Ethiek samenvatting
H1
Een sociaal werker moet goed nadenken over de waarden en normen die zijn professioneel handelen
beïnvloeden, want:
Vaak komen mensen bij een sociaal werker als er problemen zijn die zij zelf niet kunnen
oplossen of waarvan ze denken dat ze die niet kunnen oplossen.
Veel cliënten van het sociaal werk komen uit de sociaal zwakkere milieus of hebben bepaalde
beperkingen. Het gaat in het sociaal werk steeds meer over de eigen kracht van mensen,
maar er moet ook rekening gehouden worden met de kwetsbaarheid van mensen.

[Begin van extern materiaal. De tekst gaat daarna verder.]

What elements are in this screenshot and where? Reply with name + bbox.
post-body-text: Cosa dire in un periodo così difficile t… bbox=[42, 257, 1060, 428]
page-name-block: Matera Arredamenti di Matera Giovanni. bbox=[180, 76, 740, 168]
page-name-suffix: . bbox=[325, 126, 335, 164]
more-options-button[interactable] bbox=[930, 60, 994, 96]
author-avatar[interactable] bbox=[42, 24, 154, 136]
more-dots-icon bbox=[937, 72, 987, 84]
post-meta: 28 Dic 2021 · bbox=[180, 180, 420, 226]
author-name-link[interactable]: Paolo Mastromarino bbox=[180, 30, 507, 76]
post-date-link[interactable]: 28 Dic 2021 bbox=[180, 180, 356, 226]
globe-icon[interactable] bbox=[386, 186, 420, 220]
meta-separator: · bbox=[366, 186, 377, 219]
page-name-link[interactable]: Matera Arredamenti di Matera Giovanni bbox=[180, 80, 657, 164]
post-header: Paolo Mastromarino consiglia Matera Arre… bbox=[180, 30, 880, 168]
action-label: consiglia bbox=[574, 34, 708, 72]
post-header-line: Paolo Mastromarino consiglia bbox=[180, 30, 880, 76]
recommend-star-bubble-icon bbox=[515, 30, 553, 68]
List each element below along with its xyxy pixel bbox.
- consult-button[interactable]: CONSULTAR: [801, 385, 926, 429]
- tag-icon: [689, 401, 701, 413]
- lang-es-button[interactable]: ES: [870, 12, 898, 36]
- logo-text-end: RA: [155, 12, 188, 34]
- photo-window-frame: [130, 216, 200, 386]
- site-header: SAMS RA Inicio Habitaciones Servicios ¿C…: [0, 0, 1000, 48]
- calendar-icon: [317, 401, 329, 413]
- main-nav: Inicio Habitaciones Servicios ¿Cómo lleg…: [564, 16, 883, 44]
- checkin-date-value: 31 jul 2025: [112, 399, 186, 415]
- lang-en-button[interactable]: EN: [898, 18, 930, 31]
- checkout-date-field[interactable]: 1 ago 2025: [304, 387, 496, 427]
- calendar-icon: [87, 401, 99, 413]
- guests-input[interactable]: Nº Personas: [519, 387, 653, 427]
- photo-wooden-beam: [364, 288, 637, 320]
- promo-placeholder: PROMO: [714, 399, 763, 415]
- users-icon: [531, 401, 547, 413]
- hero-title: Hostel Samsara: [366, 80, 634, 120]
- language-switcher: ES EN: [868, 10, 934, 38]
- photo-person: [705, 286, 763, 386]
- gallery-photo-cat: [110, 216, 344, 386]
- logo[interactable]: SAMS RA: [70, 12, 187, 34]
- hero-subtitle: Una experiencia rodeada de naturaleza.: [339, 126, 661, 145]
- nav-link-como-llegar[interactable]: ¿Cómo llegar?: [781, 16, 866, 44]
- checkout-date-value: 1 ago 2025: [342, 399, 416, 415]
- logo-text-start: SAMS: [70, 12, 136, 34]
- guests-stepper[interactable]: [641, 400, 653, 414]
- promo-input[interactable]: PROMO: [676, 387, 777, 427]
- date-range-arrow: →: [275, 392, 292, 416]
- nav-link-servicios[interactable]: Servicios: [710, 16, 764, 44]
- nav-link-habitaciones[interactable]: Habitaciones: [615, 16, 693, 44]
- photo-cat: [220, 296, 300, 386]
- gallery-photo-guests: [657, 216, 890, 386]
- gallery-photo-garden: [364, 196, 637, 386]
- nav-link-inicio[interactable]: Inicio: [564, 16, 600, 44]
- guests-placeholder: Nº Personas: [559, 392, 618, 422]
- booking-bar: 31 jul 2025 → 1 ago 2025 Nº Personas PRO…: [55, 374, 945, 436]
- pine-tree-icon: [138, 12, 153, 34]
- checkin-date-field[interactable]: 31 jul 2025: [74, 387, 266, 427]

Mensen geven vaak vertrouwelijke informatie aan een sociaal werker. Informatie waarvan ze
niet willen dat iemand ander die hoort en waarvan ze hopen dat die niet tegen hen gebruikt
gaat worden.
Door zijn interventies kan de sociaal werker het leven van mensen ingrijpend beïnvloeden.
Daar kunnen mensen van profiteren, maar ze kunnen er ook schade door oplopen.
Door zijn deskundigheid en zijn positie heeft de sociaal werker macht. Soms is dat direct
duidelijk. Maar ook in andere professionele relaties is er een machtsverschil. De sociaal
werker moet daarom uitkijken dat hij niet voor de client gaat bepalen wat goed voor hem is.
De sociaal werker moet kunnen verantwoorden waarom hij in zijn werk bepaalde keuzes
heeft gemaakt, tegenover cliënten, zijn collega’s, het ‘publiek’ en soms ook tegenover de
rechter.
De sociaal werker bevindt zich vaak in een spanningsveld tussen de belangen van de client,
zijn omgeving, de instelling waarvoor hij werkt en de instanties die zijn werk financieren. Hij
moet hierin zijn eigen, professionele afwegingen kunnen maken.
Niet alleen de dingen goed doen, maar ook goede dingen doen
Voor sociaal werkers is het belangrijk dat ze deskundig zijn. Ze moeten beschikken over de juiste
competenties. Sociaal werkers die beschikken over de juiste kennis, kunde en professionele
vaardigheden zijn effectief in het bereiken van hun doelen. Ze hebben technisch-instrumentele
professionaliteit.
In sociaal werk draait het in de eerste plaats om efficiency. Het is een waarde gebonden professie.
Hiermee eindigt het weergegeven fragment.